Wednesday 24 August 2011

Ozymandius by Percy Shelley

I am terrible at blogs, as much as I love them; not having updated in three weeks seems terrible but, unfortunately, pretty inevitable. I dont know why I am trying to reason with you, the internet, but I feel I need an excuse. To be fair, I've had RIOTS to deal with and I also got a job, the one which required excellent communication abilities. Not sure if I have those just yet, but here is a man who most definitely did. It's everybody's favourite Romantic poet that's not Wordsworth or Byron; that's right it's PERCY SHELLEY, or as he's known to his friends, Perky Shellfish.




Ozymandias

I met a traveller from an antique land
Who said: "Two vast and trunkless legs of stone
Stand in the desert.
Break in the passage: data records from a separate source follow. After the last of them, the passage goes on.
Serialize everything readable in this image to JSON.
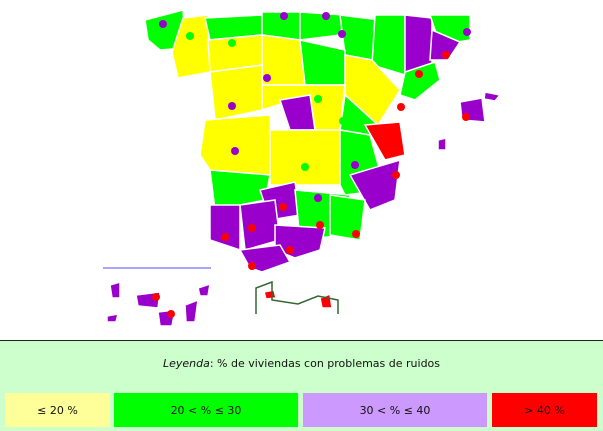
{
  "legend": {
    "title_prefix": "Leyenda",
    "title_rest": ": % de viviendas con problemas de ruidos",
    "items": [
      {
        "label": "≤ 20 %",
        "color": "#ffff99"
      },
      {
        "label": "20 < % ≤ 30",
        "color": "#00ff00"
      },
      {
        "label": "30 < % ≤ 40",
        "color": "#cc99ff"
      },
      {
        "label": "> 40 %",
        "color": "#ff0000"
      }
    ]
  }
}
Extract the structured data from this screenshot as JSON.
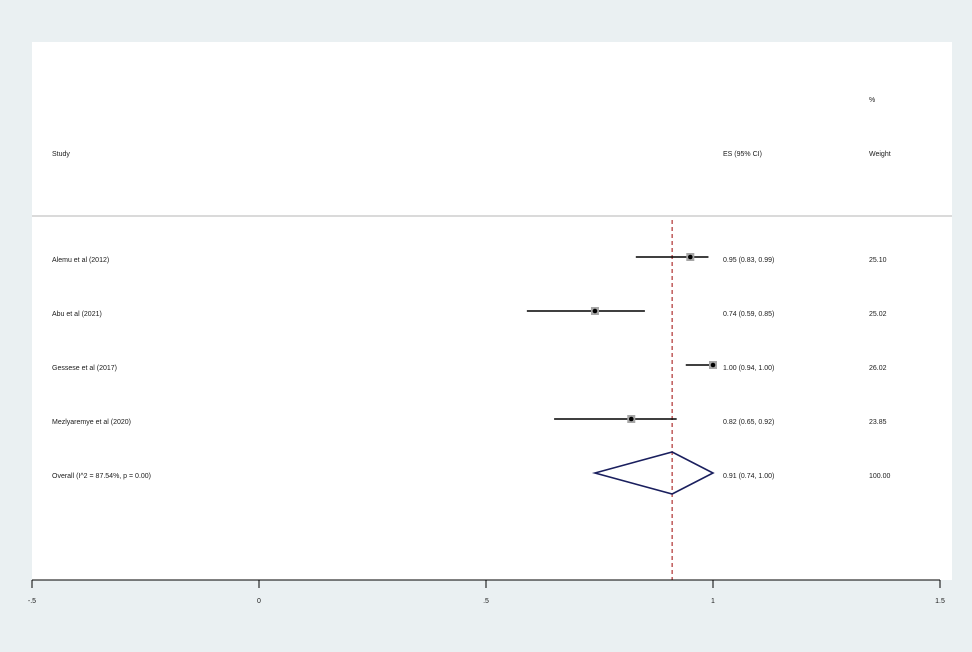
{
  "chart_data": {
    "type": "forest",
    "headers": {
      "study": "Study",
      "es": "ES (95% CI)",
      "weight_top": "%",
      "weight": "Weight"
    },
    "studies": [
      {
        "label": "Alemu et al (2012)",
        "es": 0.95,
        "lo": 0.83,
        "hi": 0.99,
        "es_text": "0.95 (0.83, 0.99)",
        "weight": "25.10"
      },
      {
        "label": "Abu et al (2021)",
        "es": 0.74,
        "lo": 0.59,
        "hi": 0.85,
        "es_text": "0.74 (0.59, 0.85)",
        "weight": "25.02"
      },
      {
        "label": "Gessese et al (2017)",
        "es": 1.0,
        "lo": 0.94,
        "hi": 1.0,
        "es_text": "1.00 (0.94, 1.00)",
        "weight": "26.02"
      },
      {
        "label": "Mezlyaremye et al (2020)",
        "es": 0.82,
        "lo": 0.65,
        "hi": 0.92,
        "es_text": "0.82 (0.65, 0.92)",
        "weight": "23.85"
      }
    ],
    "overall": {
      "label": "Overall  (I^2 = 87.54%, p = 0.00)",
      "es": 0.91,
      "lo": 0.74,
      "hi": 1.0,
      "es_text": "0.91 (0.74, 1.00)",
      "weight": "100.00"
    },
    "xlim": [
      -0.5,
      1.5
    ],
    "xticks": [
      -0.5,
      0,
      0.5,
      1,
      1.5
    ],
    "xtick_labels": [
      "-.5",
      "0",
      ".5",
      "1",
      "1.5"
    ],
    "colors": {
      "background": "#eaf0f2",
      "panel": "#ffffff",
      "ci_line": "#000000",
      "marker": "#000000",
      "weight_box": "#a6a6a6",
      "diamond": "#1a1f5e",
      "overall_line": "#b03030"
    }
  }
}
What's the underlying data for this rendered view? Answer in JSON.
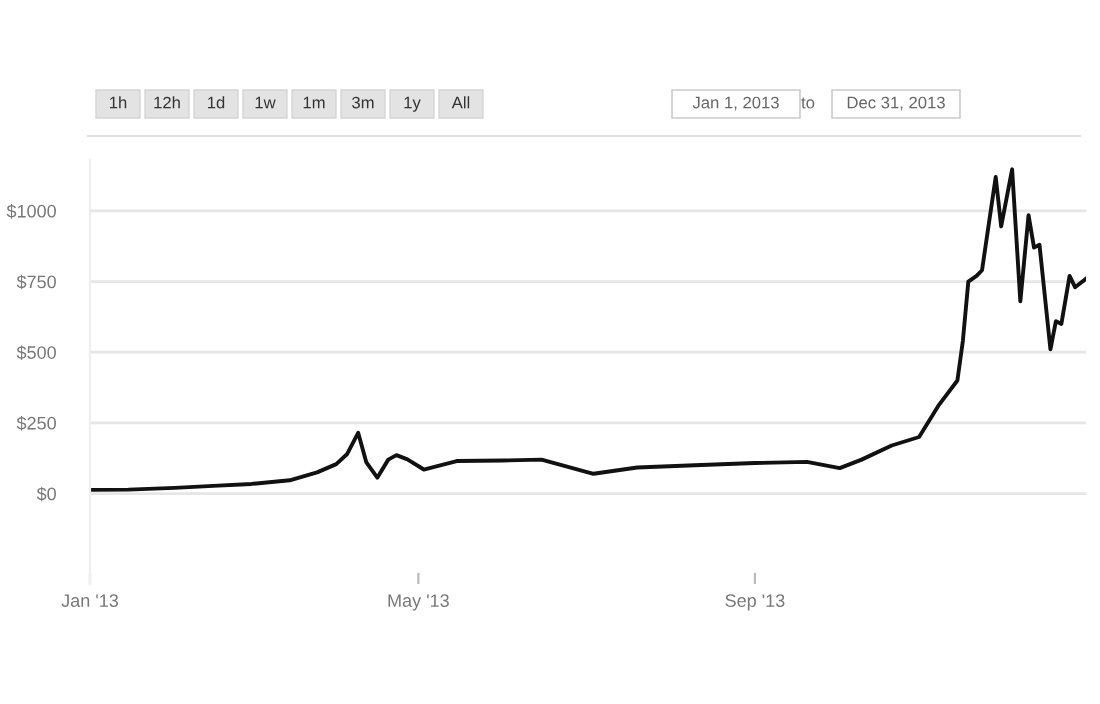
{
  "chart_data": {
    "type": "line",
    "x": [
      "2013-01-01",
      "2013-01-15",
      "2013-02-01",
      "2013-02-15",
      "2013-03-01",
      "2013-03-15",
      "2013-03-25",
      "2013-04-01",
      "2013-04-05",
      "2013-04-09",
      "2013-04-12",
      "2013-04-16",
      "2013-04-20",
      "2013-04-23",
      "2013-04-27",
      "2013-05-03",
      "2013-05-15",
      "2013-06-01",
      "2013-06-15",
      "2013-07-04",
      "2013-07-20",
      "2013-08-10",
      "2013-09-01",
      "2013-09-20",
      "2013-10-02",
      "2013-10-10",
      "2013-10-21",
      "2013-10-31",
      "2013-11-07",
      "2013-11-14",
      "2013-11-16",
      "2013-11-18",
      "2013-11-21",
      "2013-11-23",
      "2013-11-28",
      "2013-11-30",
      "2013-12-04",
      "2013-12-07",
      "2013-12-10",
      "2013-12-12",
      "2013-12-14",
      "2013-12-18",
      "2013-12-20",
      "2013-12-22",
      "2013-12-25",
      "2013-12-27",
      "2013-12-31"
    ],
    "series": [
      {
        "color": "#111111",
        "values": [
          13,
          14,
          20,
          27,
          34,
          47,
          75,
          104,
          140,
          215,
          110,
          56,
          120,
          136,
          121,
          85,
          115,
          117,
          120,
          70,
          92,
          100,
          108,
          112,
          90,
          120,
          170,
          200,
          310,
          400,
          540,
          750,
          770,
          790,
          1120,
          945,
          1147,
          680,
          985,
          870,
          880,
          510,
          610,
          600,
          770,
          730,
          760
        ]
      }
    ],
    "ylim": [
      -320,
      1180
    ],
    "yticks": [
      {
        "value": 0,
        "label": "$0"
      },
      {
        "value": 250,
        "label": "$250"
      },
      {
        "value": 500,
        "label": "$500"
      },
      {
        "value": 750,
        "label": "$750"
      },
      {
        "value": 1000,
        "label": "$1000"
      }
    ],
    "xlim": [
      "2013-01-01",
      "2013-12-31"
    ],
    "xticks": [
      {
        "value": "2013-01-01",
        "label": "Jan '13"
      },
      {
        "value": "2013-05-01",
        "label": "May '13"
      },
      {
        "value": "2013-09-01",
        "label": "Sep '13"
      }
    ],
    "grid": "y",
    "marker": "none",
    "line_style": "solid",
    "annotations": [
      "1h",
      "12h",
      "1d",
      "1w",
      "1m",
      "3m",
      "1y",
      "All",
      "Jan 1, 2013",
      "to",
      "Dec 31, 2013"
    ]
  }
}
Near them on the sand,
Half sunk, a shattered visage lies, whose frown
And wrinkled lip and sneer of cold command
Tell that its sculptor well those passions read
Which yet survive, stamped on these lifeless things,
The hand that mocked them and the heart that fed.
And on the pedestal these words appear:
`My name is Ozymandias, King of Kings:
Look on my works, ye mighty, and despair!'
Nothing beside remains. Round the decay
Of that colossal wreck, boundless and bare,
The lone and level sands stretch far away".